Loading weights with load_state_dict takes very long

I’m writing my own implementation of llama 2 model in PyTorch and I want to load the weight from hugging face into my model. The problem is that the state_dict’s don’t match, so I wrote a method for modyfing the state_dict of the original llama 2 model and loading it with load_state_dict. My code works, but it takes around few minutes to execute, whereas loading the weights from hugging face’s hub only takes about 30 seconds on my machine. Is there a way I can make my code run faster?

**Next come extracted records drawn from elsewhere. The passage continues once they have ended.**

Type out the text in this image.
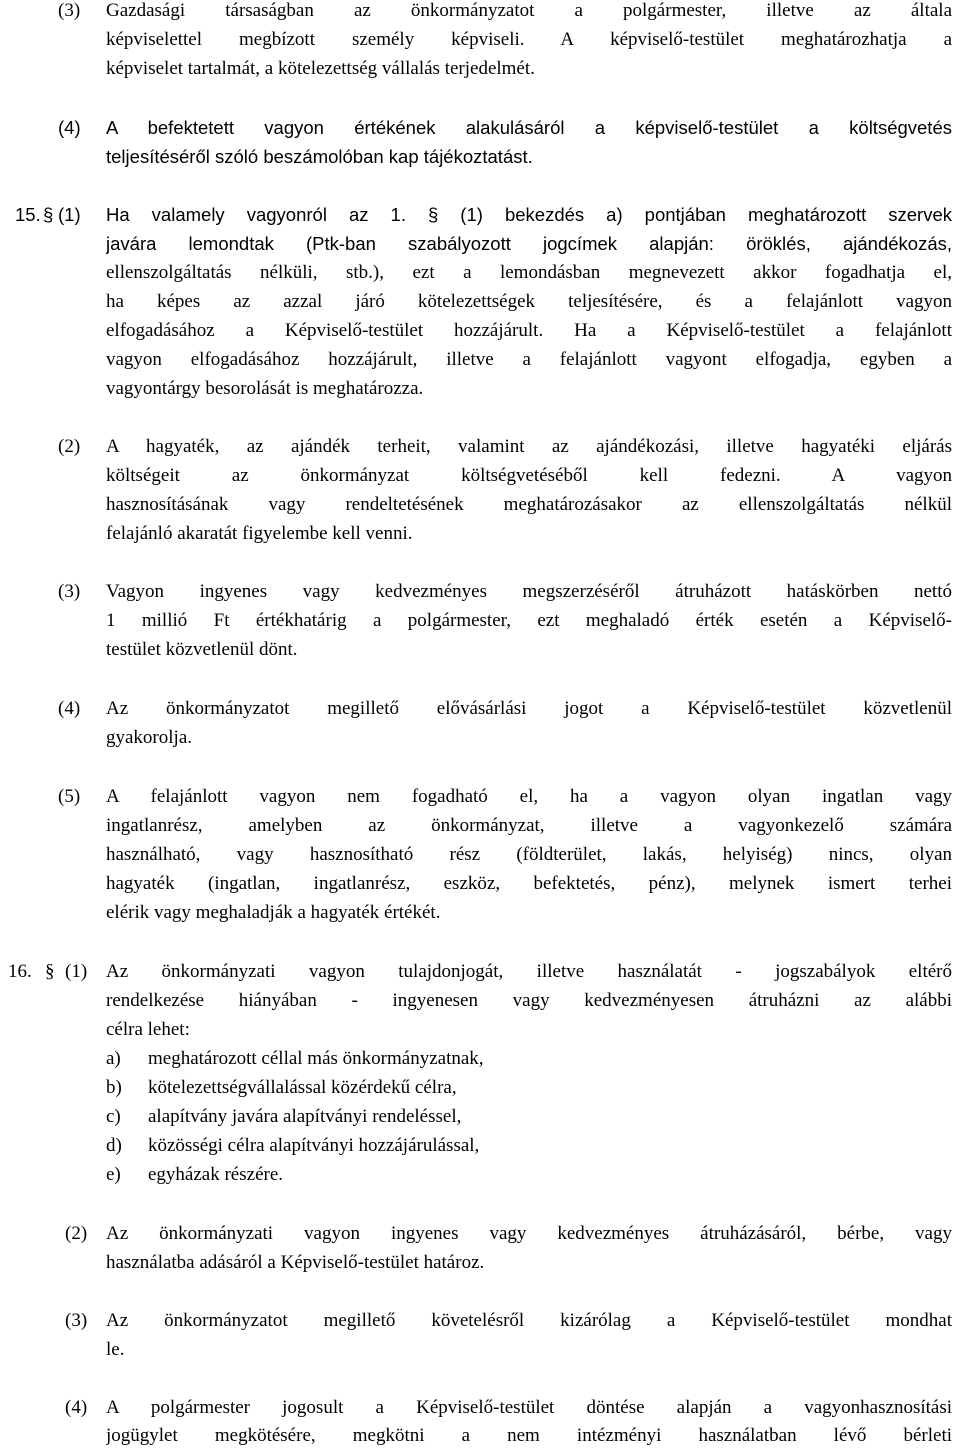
(3) Gazdasági társaságban az önkormányzatot a polgármester, illetve az általa
képviselettel megbízott személy képviseli. A képviselő-testület meghatározhatja a
képviselet tartalmát, a kötelezettség vállalás terjedelmét.
(4) A befektetett vagyon értékének alakulásáról a képviselő-testület a költségvetés
teljesítéséről szóló beszámolóban kap tájékoztatást.
15. § (1) Ha valamely vagyonról az 1. § (1) bekezdés a) pontjában meghatározott szervek
javára lemondtak (Ptk-ban szabályozott jogcímek alapján: öröklés, ajándékozás,
ellenszolgáltatás nélküli, stb.), ezt a lemondásban megnevezett akkor fogadhatja el,
ha képes az azzal járó kötelezettségek teljesítésére, és a felajánlott vagyon
elfogadásához a Képviselő-testület hozzájárult. Ha a Képviselő-testület a felajánlott
vagyon elfogadásához hozzájárult, illetve a felajánlott vagyont elfogadja, egyben a
vagyontárgy besorolását is meghatározza.
(2) A hagyaték, az ajándék terheit, valamint az ajándékozási, illetve hagyatéki eljárás
költségeit az önkormányzat költségvetéséből kell fedezni. A vagyon
hasznosításának vagy rendeltetésének meghatározásakor az ellenszolgáltatás nélkül
felajánló akaratát figyelembe kell venni.
(3) Vagyon ingyenes vagy kedvezményes megszerzéséről átruházott hatáskörben nettó
1 millió Ft értékhatárig a polgármester, ezt meghaladó érték esetén a Képviselő-
testület közvetlenül dönt.
(4) Az önkormányzatot megillető elővásárlási jogot a Képviselő-testület közvetlenül
gyakorolja.
(5) A felajánlott vagyon nem fogadható el, ha a vagyon olyan ingatlan vagy
ingatlanrész, amelyben az önkormányzat, illetve a vagyonkezelő számára
használható, vagy hasznosítható rész (földterület, lakás, helyiség) nincs, olyan
hagyaték (ingatlan, ingatlanrész, eszköz, befektetés, pénz), melynek ismert terhei
elérik vagy meghaladják a hagyaték értékét.
16. § (1) Az önkormányzati vagyon tulajdonjogát, illetve használatát - jogszabályok eltérő
rendelkezése hiányában - ingyenesen vagy kedvezményesen átruházni az alábbi
célra lehet:
a) meghatározott céllal más önkormányzatnak,
b) kötelezettségvállalással közérdekű célra,
c) alapítvány javára alapítványi rendeléssel,
d) közösségi célra alapítványi hozzájárulással,
e) egyházak részére.
(2) Az önkormányzati vagyon ingyenes vagy kedvezményes átruházásáról, bérbe, vagy
használatba adásáról a Képviselő-testület határoz.
(3) Az önkormányzatot megillető követelésről kizárólag a Képviselő-testület mondhat
le.
(4) A polgármester jogosult a Képviselő-testület döntése alapján a vagyonhasznosítási
jogügylet megkötésére, megkötni a nem intézményi használatban lévő bérleti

def from_llama_state_dict(llama_state_dict, config, pruning_rates=None):
    if isinstance(config, LlamaConfig):
        config = LazyLlamaConfig.from_llama_config(pruning_rates, config)
    elif not isinstance(config, LazyLlamaConfig):
        raise ValueError("Config must be an instance of either LlamaConfig or LazyLlamaConfig.")
        
    new_state_dict = OrderedDict((modify_key(key), value) for key, value in llama_state_dict.items())

    model = LazyLlamaForCausalLM(config)
    model.load_state_dict(new_state_dict)

    return model
def modify_key(key):
    if "model.layers" in key:
        temp = key.split(".")
        temp.insert(3, "decoder")
        return ".".join(temp)
    else:
        return key